American esports organization

XSET is an American professional gaming and lifestyle media brand based in Boston, Massachusetts. It was founded in 2020 by Greg Selkoe, Marco Mereu, Clinton Sparks, and Wil Eddins.

==History==
XSET was launched on July 16, 2020, by a group of former executives from FaZe Clan. Selkoe, who previously founded Karmaloop, wanted to create a more inclusive and diverse gaming organization that reflected the racial and gender diversity in the gaming world.

XSET has professional teams competing in various esports titles such as Fortnite, Rocket League, Call of Duty: Warzone, Call of Duty: Mobile, PUBG Mobile, Madden NFL, Apex Legends, Tom Clancy's Rainbow Six Siege, Halo Infinite, and iRacing.

In October 2020, Ozuna and Swae Lee joined XSET as investors. In February 2021, hip-hop record label Quality Control invested in XSET during a $10 million funding round.

On October 10, 2023, Cody "Clix" Conrod joined XSET as a co-owner and ambassador in a multi-year partnership deal. Clix released a limited-edition merchandise collection with XSET and in-game activations and content while supporting up-and-coming Fortnite players.

==Brand and culture==
In addition to its competitive esports teams, XSET has a roster of content creators and brand ambassadors. Notable names include Swae Lee, Ozuna, Lil Wayne, Tee Grizzley, Brycent, Ezekiel Elliott, Kris London, and CashNasty.
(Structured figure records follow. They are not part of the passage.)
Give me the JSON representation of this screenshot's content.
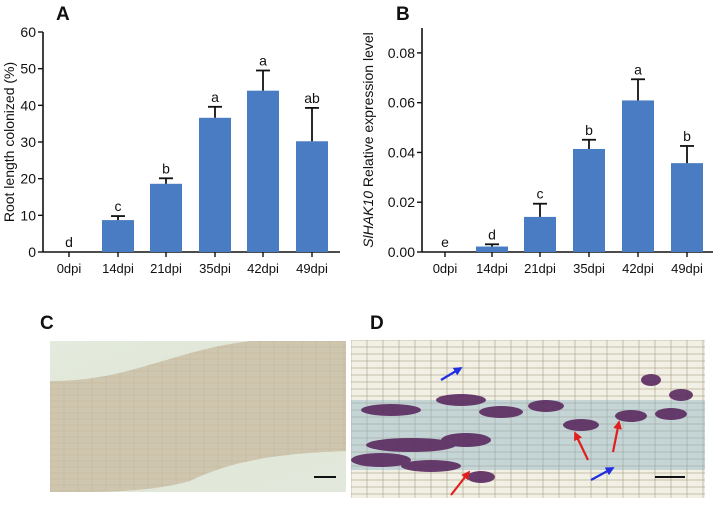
{
  "chart_data": [
    {
      "panel": "A",
      "type": "bar",
      "categories": [
        "0dpi",
        "14dpi",
        "21dpi",
        "35dpi",
        "42dpi",
        "49dpi"
      ],
      "values": [
        0,
        8.7,
        18.6,
        36.6,
        44.0,
        30.2
      ],
      "error_upper": [
        0,
        9.8,
        20.1,
        39.6,
        49.5,
        39.3
      ],
      "significance_letters": [
        "d",
        "c",
        "b",
        "a",
        "a",
        "ab"
      ],
      "ylabel": "Root length colonized (%)",
      "ylim": [
        0,
        60
      ],
      "yticks": [
        "0",
        "10",
        "20",
        "30",
        "40",
        "50",
        "60"
      ],
      "ytick_values": [
        0,
        10,
        20,
        30,
        40,
        50,
        60
      ],
      "grid": false,
      "bar_color": "#4a7cc3"
    },
    {
      "panel": "B",
      "type": "bar",
      "categories": [
        "0dpi",
        "14dpi",
        "21dpi",
        "35dpi",
        "42dpi",
        "49dpi"
      ],
      "values": [
        0,
        0.0022,
        0.0141,
        0.0414,
        0.0609,
        0.0357
      ],
      "error_upper": [
        0,
        0.0031,
        0.0194,
        0.0451,
        0.0694,
        0.0426
      ],
      "significance_letters": [
        "e",
        "d",
        "c",
        "b",
        "a",
        "b"
      ],
      "ylabel_italic": "SlHAK10",
      "ylabel": " Relative expression level",
      "ylim": [
        0,
        0.09
      ],
      "yticks": [
        "0.00",
        "0.02",
        "0.04",
        "0.06",
        "0.08"
      ],
      "ytick_values": [
        0,
        0.02,
        0.04,
        0.06,
        0.08
      ],
      "grid": false,
      "bar_color": "#4a7cc3"
    }
  ],
  "panels": {
    "a": "A",
    "b": "B",
    "c": "C",
    "d": "D"
  },
  "arrow_colors": {
    "arbuscule": "#e02020",
    "hypha": "#2030e0"
  }
}
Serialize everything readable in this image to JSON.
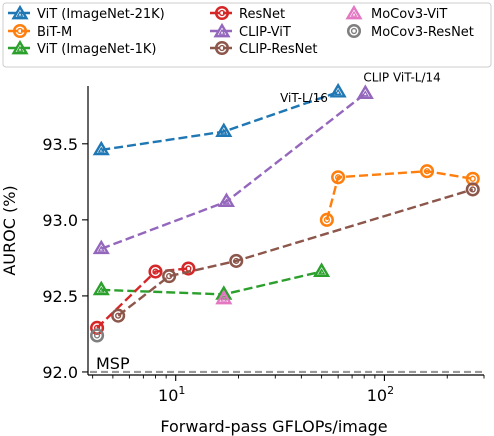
{
  "chart_data": {
    "type": "line",
    "title": "",
    "xlabel": "Forward-pass GFLOPs/image",
    "ylabel": "AUROC (%)",
    "x_scale": "log",
    "xlim": [
      3.8,
      300
    ],
    "ylim": [
      91.98,
      93.88
    ],
    "x_ticks": [
      10,
      100
    ],
    "x_tick_labels": [
      "10¹",
      "10²"
    ],
    "y_ticks": [
      92.0,
      92.5,
      93.0,
      93.5
    ],
    "y_tick_labels": [
      "92.0",
      "92.5",
      "93.0",
      "93.5"
    ],
    "grid": false,
    "legend_position": "top",
    "series": [
      {
        "name": "ViT (ImageNet-21K)",
        "color": "#1f77b4",
        "marker": "triangle",
        "linestyle": "dashed",
        "x": [
          4.4,
          17,
          60
        ],
        "y": [
          93.46,
          93.58,
          93.84
        ]
      },
      {
        "name": "BiT-M",
        "color": "#ff7f0e",
        "marker": "circle",
        "linestyle": "dashed",
        "x": [
          53,
          60,
          160,
          265
        ],
        "y": [
          93.0,
          93.28,
          93.32,
          93.27
        ]
      },
      {
        "name": "ViT (ImageNet-1K)",
        "color": "#2ca02c",
        "marker": "triangle",
        "linestyle": "dashed",
        "x": [
          4.4,
          17,
          50
        ],
        "y": [
          92.54,
          92.51,
          92.66
        ]
      },
      {
        "name": "ResNet",
        "color": "#d62728",
        "marker": "circle",
        "linestyle": "dashed",
        "x": [
          4.2,
          8,
          11.5
        ],
        "y": [
          92.29,
          92.66,
          92.68
        ]
      },
      {
        "name": "CLIP-ViT",
        "color": "#9467bd",
        "marker": "triangle",
        "linestyle": "dashed",
        "x": [
          4.4,
          17.5,
          81
        ],
        "y": [
          92.81,
          93.12,
          93.83
        ]
      },
      {
        "name": "CLIP-ResNet",
        "color": "#8c564b",
        "marker": "circle",
        "linestyle": "dashed",
        "x": [
          5.3,
          9.3,
          19.5,
          265
        ],
        "y": [
          92.37,
          92.63,
          92.73,
          93.2
        ]
      },
      {
        "name": "MoCov3-ViT",
        "color": "#e377c2",
        "marker": "triangle",
        "linestyle": "none",
        "x": [
          17
        ],
        "y": [
          92.48
        ]
      },
      {
        "name": "MoCov3-ResNet",
        "color": "#7f7f7f",
        "marker": "circle",
        "linestyle": "none",
        "x": [
          4.2
        ],
        "y": [
          92.24
        ]
      }
    ],
    "reference_lines": [
      {
        "label": "MSP",
        "y": 92.0,
        "color": "#999999",
        "linestyle": "dashed"
      }
    ],
    "annotations": [
      {
        "text": "ViT-L/16",
        "x": 60,
        "y": 93.84
      },
      {
        "text": "CLIP ViT-L/14",
        "x": 81,
        "y": 93.83
      }
    ]
  }
}
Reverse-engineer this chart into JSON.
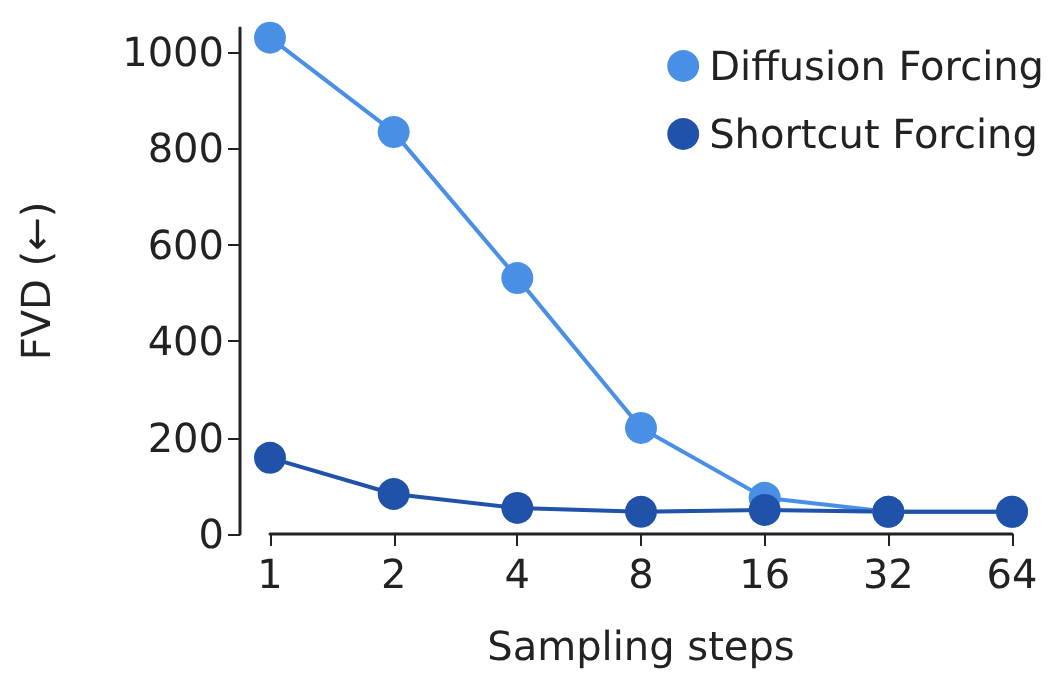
{
  "chart_data": {
    "type": "line",
    "xlabel": "Sampling steps",
    "ylabel": "FVD (←)",
    "categories": [
      "1",
      "2",
      "4",
      "8",
      "16",
      "32",
      "64"
    ],
    "series": [
      {
        "name": "Diffusion Forcing",
        "color": "#4a8fe6",
        "values": [
          1030,
          834,
          531,
          220,
          75,
          46,
          46
        ]
      },
      {
        "name": "Shortcut Forcing",
        "color": "#1f52a8",
        "values": [
          158,
          83,
          54,
          46,
          50,
          46,
          46
        ]
      }
    ],
    "ylim": [
      0,
      1050
    ],
    "yticks": [
      0,
      200,
      400,
      600,
      800,
      1000
    ],
    "grid": false,
    "legend": "top right",
    "marker": "circle",
    "line_style": "solid"
  }
}
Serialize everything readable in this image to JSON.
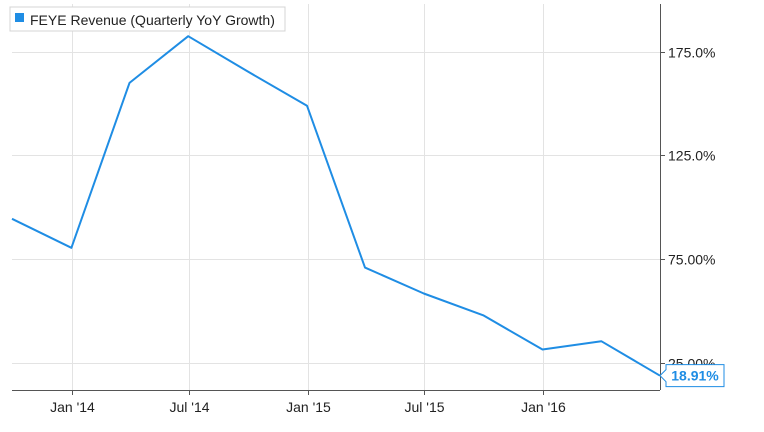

In 2022, XSET unveiled the first-ever gaming cabanas in partnership with Drai's Beachclub in Las Vegas.

==Acquisitions and expansions==
In April 2023, XSET acquired Queens Gaming Collective.

In July 2023, XSET signed Kris London and CashNasty to create exclusive collaborations, content, and merchandise drops. That same year, XSET signed the robot Sophia, the first humanoid signed by a gaming organization.

==Merchandise and collaborations==
Notable collaborations include:
- Apparel drops with Ganga, featuring his signature "nomad" and Salvador Dalí-inspired designs.
- Merchandise capsules with Kris London and CashNasty.
- A partnership and limited-edition merchandise collection with Cody 'Clix' Conrod.
- SCUF Gaming, HyperX, GHOST Lifestyle
- Fashion and apparel: Roots Canada, Lids
- Quality Control Music, Roland (for the Drop The Bass apparel collection celebrating the TR-808 drum machine)
- Boston Red Sox, Drai's Las Vegas
- Fanshark, Wahlburgers

==Content and activations==
XSET has a presence in various cultural spaces, including:

- A gaming residency at Drai's Beachclub and Nightclub.
- An activation at Ozuna Fest in Cancun in December 2021.
- Participation in the Breakaway Music Festival 2023.
- A takeover of Boston's Fenway Park for an "XSET Day."

In 2022, XSET also launched the Black Xcellence program.

==Offices==
The company has offices in Boston and Los Angeles.